NEW DELHI: The Graduate Management Admission Council (GMAC) is shortening the duration of the GMAT exam by 30 minutes as part of its ongoing focus on creating the best possible testing experience and offering user-friendly features. The new, shorter exam - which will be of 3.5 hours instead of 4 hours - will be available for test-takers worldwide beginning April 16.
To learn more about these changes, please review our FAQs: http://www.mba.com/frequently-asked-questions/shorter-gmat-exam
In a statement released by GMAC, it said that the quality of the exam remains unchanged in terms of reliability, validity, security and integrity. GMAT scores before and after this change will be the same and comparable across time.
"We are always looking for ways to help build candidate confidence and streamline the test experience, all with one goal in mind - to help GMAT test-takers do their very best on exam day," said Vineet Chhabra, senior director of product management for GMAC.

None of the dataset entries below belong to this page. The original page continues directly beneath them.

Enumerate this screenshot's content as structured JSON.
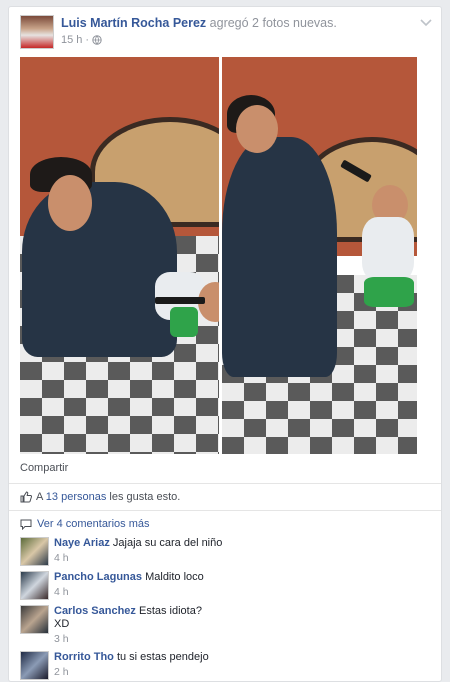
{
  "post": {
    "author": "Luis Martín Rocha Perez",
    "action": " agregó 2 fotos nuevas.",
    "time": "15 h",
    "separator": "·",
    "share_label": "Compartir"
  },
  "likes": {
    "prefix": "A ",
    "count_link": "13 personas",
    "suffix": " les gusta esto."
  },
  "more_comments_label": "Ver 4 comentarios más",
  "comments": [
    {
      "name": "Naye Ariaz",
      "text": "Jajaja su cara del niño",
      "text2": "",
      "time": "4 h"
    },
    {
      "name": "Pancho Lagunas",
      "text": "Maldito loco",
      "text2": "",
      "time": "4 h"
    },
    {
      "name": "Carlos Sanchez",
      "text": "Estas idiota?",
      "text2": "XD",
      "time": "3 h"
    },
    {
      "name": "Rorrito Tho",
      "text": "tu si estas pendejo",
      "text2": "",
      "time": "2 h"
    }
  ],
  "icons": {
    "chevron": "chevron-down-icon",
    "globe": "globe-icon",
    "like": "thumbs-up-icon",
    "comment": "speech-bubble-icon"
  },
  "colors": {
    "link": "#365899",
    "meta": "#90949c",
    "background": "#e9ebee"
  }
}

"We believe candidates will have less anxiety and feel better prepared, which can contribute to a better reflection of their true performance on the exam," he added.
The time savings are achieved by streamlining the two longer sections of the exam, the Quantitative and Verbal Reasoning sections, reducing the number of unscored, research questions in these sections. Several tutorial and instruction screens that test-takers see at the test center have also been simplified. There are no changes to the exam’s Analytical Writing or Integrated Reasoning sections. The way the GMAT exam is scored, the content of the exam, the question types and the average time per question are not changing.
Chhabra further said, "Through our ongoing market feedback and operational reviews, we were able to identify this opportunity to shorten the exam, without changing its reliability.
"This change will not affect GMAT exam scoring as the number of scored questions will not change. The scoring algorithm will be the same; the Total Score and individual Quant and Verbal section scores will be comparable to the exams taken prior to this change. There is no action or change required on the part of business schools and universities. We are providing candidates with a better testing experience, while providing business schools with the same high quality, fair and reliable scores," he added.
A total of 250,884 GMAT exams were taken by prospective business school students around the world, and 32,514 GMAT exams taken by prospective business students in India in the testing year 2017, which ran from July 1, 2016, through June 30, 2017.
The GMAT exam is designed to showcase the skills that are most relevant to the world’s leading graduate business programs; 9 out of 10 new MBA enrollments globally are made using a GMAT score.